Part B Insider (Multispecialty) Coding Alert

Appeals:

Avoid Appeals Doldrums With Documentation

Cash-strapped carriers may begin pushing your appeals to the bottom of their in-boxes unless you know how to play the game.

The Centers for Medicare & Medicaid Services instructed carriers to warn providers that "failure to submit appropriate documentation, if any, that supports the contention that the initial determination was incorrect under Medicare coverage and payment policies may delay appeals development and determinations."

In other words, documentation is your ticket out of appeals purgatory.

But that's not all. CMS provides an exhaustive list of how to prioritize appeals in Program Memorandum AB-03-052. The agency has come up with seven different levels of priority for appeals, depending on a variety of factors. They are:

1. Finish carrying out all Administrative Law Judge and Departmental Appeals Board decisions and respond to DAB requests for case files.

Carriers should handle a favorable ALJ decision that gives an amount to be paid within 30 days, and a decision that requires the carrier to compute an amount should be handled within 30 days after the carrier finishes computing the amount. Carriers should also carry out unfavorable decisions within 30 days. If the carrier needs clarification from the ALJ, the clock doesn't start ticking until the carrier receives that clarification.

2. Adjudicate requests for telephone appeals.

3. Adjudicate written reconsiderations, reviews and Hearing Officer hearings from beneficiaries or their appointed representatives.

4. Adjudicate written requests for reconsiderations, reviews and HO hearings from providers, suppliers, states or others that are submitted with necessary documentation.

CMS says 95 percent of requests for review must be completed within 45 days of receipt of the request in the corporate mail-room. Carriers can consider a review completed when they've concluded the process that generates the decision letter for mailing to the parties, generated a decision letter, and initiated the adjustment action in the claims processing system.

As for HO hearings, carriers must issue 90 percent of all HO hearing decisions within 120 days of receiving the request for a hearing in their mailrooms. That includes signing a decision or generating a dismissal notice.

HO decisions should be carried out within 30 days after the hearing, CMS adds.

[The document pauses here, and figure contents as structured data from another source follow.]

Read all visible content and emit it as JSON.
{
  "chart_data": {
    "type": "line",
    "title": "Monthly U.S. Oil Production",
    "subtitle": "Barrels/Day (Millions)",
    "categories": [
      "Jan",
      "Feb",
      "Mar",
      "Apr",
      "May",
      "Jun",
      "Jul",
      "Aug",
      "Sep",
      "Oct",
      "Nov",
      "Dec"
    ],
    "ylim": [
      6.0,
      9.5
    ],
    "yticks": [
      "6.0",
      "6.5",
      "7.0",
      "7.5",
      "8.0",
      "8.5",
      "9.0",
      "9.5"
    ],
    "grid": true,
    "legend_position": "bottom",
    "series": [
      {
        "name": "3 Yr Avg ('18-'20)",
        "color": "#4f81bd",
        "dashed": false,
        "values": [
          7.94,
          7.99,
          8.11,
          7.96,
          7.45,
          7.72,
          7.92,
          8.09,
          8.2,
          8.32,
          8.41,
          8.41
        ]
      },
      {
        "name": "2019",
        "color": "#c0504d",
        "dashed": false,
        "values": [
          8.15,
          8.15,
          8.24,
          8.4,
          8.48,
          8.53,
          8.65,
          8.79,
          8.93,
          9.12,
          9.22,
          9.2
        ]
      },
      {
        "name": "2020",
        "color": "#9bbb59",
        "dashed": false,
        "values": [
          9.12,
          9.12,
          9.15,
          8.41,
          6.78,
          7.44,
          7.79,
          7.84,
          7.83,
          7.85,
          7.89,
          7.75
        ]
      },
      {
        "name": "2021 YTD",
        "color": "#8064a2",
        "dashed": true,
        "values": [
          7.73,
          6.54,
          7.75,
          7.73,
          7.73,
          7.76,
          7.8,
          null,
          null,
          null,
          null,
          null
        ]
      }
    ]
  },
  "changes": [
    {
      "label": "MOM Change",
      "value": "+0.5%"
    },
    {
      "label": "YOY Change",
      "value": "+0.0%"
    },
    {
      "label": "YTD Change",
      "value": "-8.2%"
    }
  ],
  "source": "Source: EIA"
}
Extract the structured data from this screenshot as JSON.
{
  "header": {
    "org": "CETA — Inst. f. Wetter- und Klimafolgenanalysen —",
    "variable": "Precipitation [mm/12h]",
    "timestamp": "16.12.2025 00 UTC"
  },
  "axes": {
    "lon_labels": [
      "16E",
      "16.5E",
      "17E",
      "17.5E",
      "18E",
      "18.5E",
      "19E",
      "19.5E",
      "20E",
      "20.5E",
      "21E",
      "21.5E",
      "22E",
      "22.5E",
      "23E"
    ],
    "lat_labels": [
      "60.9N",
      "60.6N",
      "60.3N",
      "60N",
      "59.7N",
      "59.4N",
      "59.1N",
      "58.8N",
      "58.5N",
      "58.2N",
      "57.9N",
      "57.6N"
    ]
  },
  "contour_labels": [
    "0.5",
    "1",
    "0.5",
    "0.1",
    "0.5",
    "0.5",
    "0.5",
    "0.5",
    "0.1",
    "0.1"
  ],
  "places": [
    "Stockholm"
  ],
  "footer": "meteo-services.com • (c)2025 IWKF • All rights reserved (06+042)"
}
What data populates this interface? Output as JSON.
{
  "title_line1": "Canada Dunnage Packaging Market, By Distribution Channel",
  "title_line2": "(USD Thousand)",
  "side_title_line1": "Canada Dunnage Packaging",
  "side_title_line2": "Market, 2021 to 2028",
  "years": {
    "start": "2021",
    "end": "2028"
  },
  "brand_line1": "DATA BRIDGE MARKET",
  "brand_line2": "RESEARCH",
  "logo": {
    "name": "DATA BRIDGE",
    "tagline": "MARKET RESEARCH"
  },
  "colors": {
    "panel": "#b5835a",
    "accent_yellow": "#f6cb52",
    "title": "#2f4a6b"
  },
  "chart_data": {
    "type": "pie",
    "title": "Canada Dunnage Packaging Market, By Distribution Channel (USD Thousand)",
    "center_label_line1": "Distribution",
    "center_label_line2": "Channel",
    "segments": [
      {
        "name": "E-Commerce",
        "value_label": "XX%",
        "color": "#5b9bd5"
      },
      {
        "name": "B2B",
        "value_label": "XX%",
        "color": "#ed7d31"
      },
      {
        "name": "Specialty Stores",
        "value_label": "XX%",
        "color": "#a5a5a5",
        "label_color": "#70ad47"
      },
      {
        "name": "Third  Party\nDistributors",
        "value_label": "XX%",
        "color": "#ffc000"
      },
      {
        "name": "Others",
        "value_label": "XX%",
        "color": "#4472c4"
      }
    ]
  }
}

Carriers should process 75 percent of reconsiderations within 60 days of receipt in the corporate mail-room, and 90 percent of them within 90 days of receiving them.

5. Adjudicate written requests for reconsiderations, reviews and HO hearings from providers, suppliers, states or others that are submitted without necessary documentation.

6. Prepare, assemble and forward Part Aand Part B ALJ hearing case files that contain the proper documentation.

CMS says the carriers should forward requests for an ALJ hearing within 21 days of receiving them. But for aggregated cases that contain more than 40 beneficiaries or claims, the carriers should send them on within 45 days.

7. Deal with the ALJ hearing case files that lack the proper documentation.

8. Submit agency referrals to the DAB.

In general, carriers should use a "first in, first out" approach to appeals, CMS states. But during times of "limited resources," they should prioritize their workloads. CMS recommends using its own scheme to set priorities, but carriers can submit their own plan to the regional office.

If carriers do find their budgets becoming strained, they should submit a supplemental budget request before they start becoming ruthless about prioritizing appeals.